La Bastide Vieille, le 4/04/2021
La Place Vendôme était vide,
On ne reconnaissait plus Paris!
Ils ont tous peur du COVID.
Quelle folie !
(D’après Gilbert Bécaud – « Nathalie »)
Comment pouvais-je imaginer que les canards de Boulogne… regardent la télé ? Et pourtant !
Quand j’ai vu arriver, pour la première fois, les trois canards sur la pelouse à Boulogne-Billancourt, devant notre résidence, c’était au mois de mars 2020, juste après le début du premier confinement.
En regardant de près, nous avons constaté qu’il s’agissait d’ « une Daisy et de deux Donald » !
Drôle de famille ! Comme affirmaient les critiques de théâtre dans la Roumanie communiste de ma jeunesse, « le traditionnel triangle bourgeois : elle, lui et… l’ami de la famille ».

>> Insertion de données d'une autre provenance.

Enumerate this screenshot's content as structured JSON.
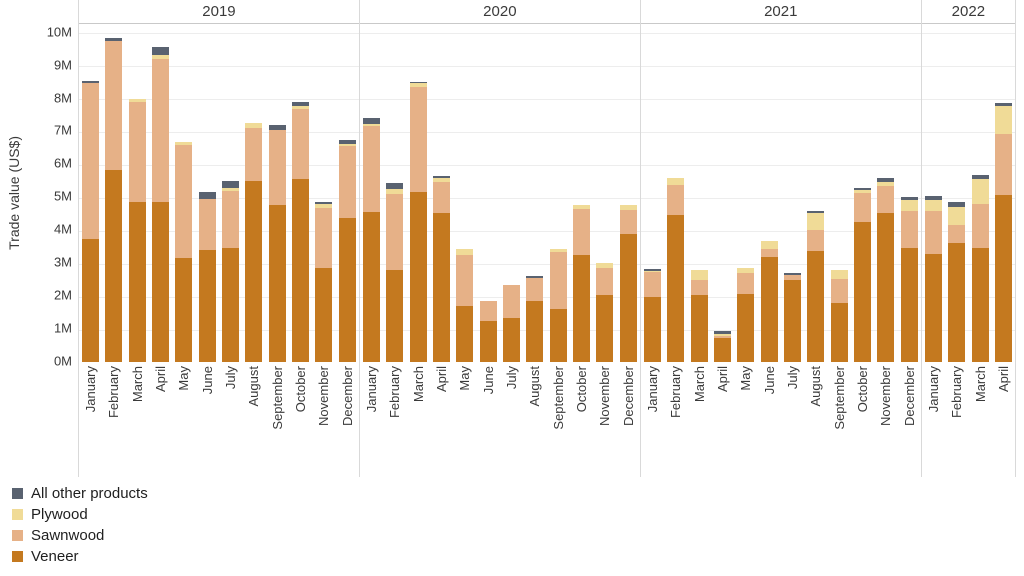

J’ai écrit alors, dans un texte (en roumain !) intitulé,
Post Covidum homo triste est !* (I) :
« Cependant, mon moment préféré a été celui où, vers 19h00, une famille de canards est arrivée, probablement des bords de la Seine voisine. Famille étrange! Une “Daisy” et deux “Donald” qui “fonctionnaient” ensemble! ».
Par la suite, j’ai appris, grâce à un voisin qui les nourrit depuis des années, que le Donald clair est le premier mari de Daisy, alors que le Donald plus foncé (et plus jeune !) est le second. Mais, apparemment, ce dernier accepte la présence du premier compagnon, à la condition qu’il reste… plutôt éloigné de sa dame ! Drôle de mœurs ! Une fois le confinement levé, les canards ont disparu.

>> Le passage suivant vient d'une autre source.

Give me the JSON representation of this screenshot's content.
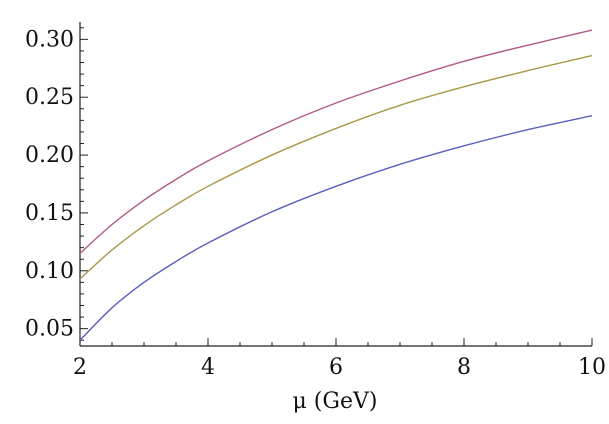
{
  "chart_data": {
    "type": "line",
    "title": "",
    "xlabel": "μ (GeV)",
    "ylabel": "",
    "xlim": [
      2,
      10
    ],
    "ylim": [
      0.035,
      0.315
    ],
    "x_ticks": [
      "2",
      "4",
      "6",
      "8",
      "10"
    ],
    "y_ticks": [
      "0.05",
      "0.10",
      "0.15",
      "0.20",
      "0.25",
      "0.30"
    ],
    "grid": false,
    "x": [
      2,
      2.5,
      3,
      3.5,
      4,
      5,
      6,
      7,
      8,
      9,
      10
    ],
    "series": [
      {
        "color": "#b05a8a",
        "values": [
          0.115,
          0.14,
          0.161,
          0.179,
          0.195,
          0.222,
          0.245,
          0.264,
          0.281,
          0.295,
          0.308
        ]
      },
      {
        "color": "#a8984a",
        "values": [
          0.093,
          0.118,
          0.139,
          0.157,
          0.173,
          0.2,
          0.223,
          0.243,
          0.259,
          0.273,
          0.286
        ]
      },
      {
        "color": "#5b5fc0",
        "values": [
          0.04,
          0.068,
          0.09,
          0.108,
          0.124,
          0.151,
          0.173,
          0.192,
          0.208,
          0.222,
          0.234
        ]
      }
    ]
  }
}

Et bien, voilà que dès que les « mesures de restrictions sanitaires » annoncées à la télé ou par voie de presse, ces derniers jours, ont été connues, nos canards ont refait leur apparition ! D’abord, à deux et, ensuite, tous les trois.
Peut-être qu’ils ont lu le journal du vendredi 2 Avril !
Dans ce cas, ils ont découvert, tout comme les lecteurs bipèdes qu’ « une majorité de Français approuvent les mesures de restriction, mais une large partie d’entre eux ne compte pas les appliquer scrupuleusement. »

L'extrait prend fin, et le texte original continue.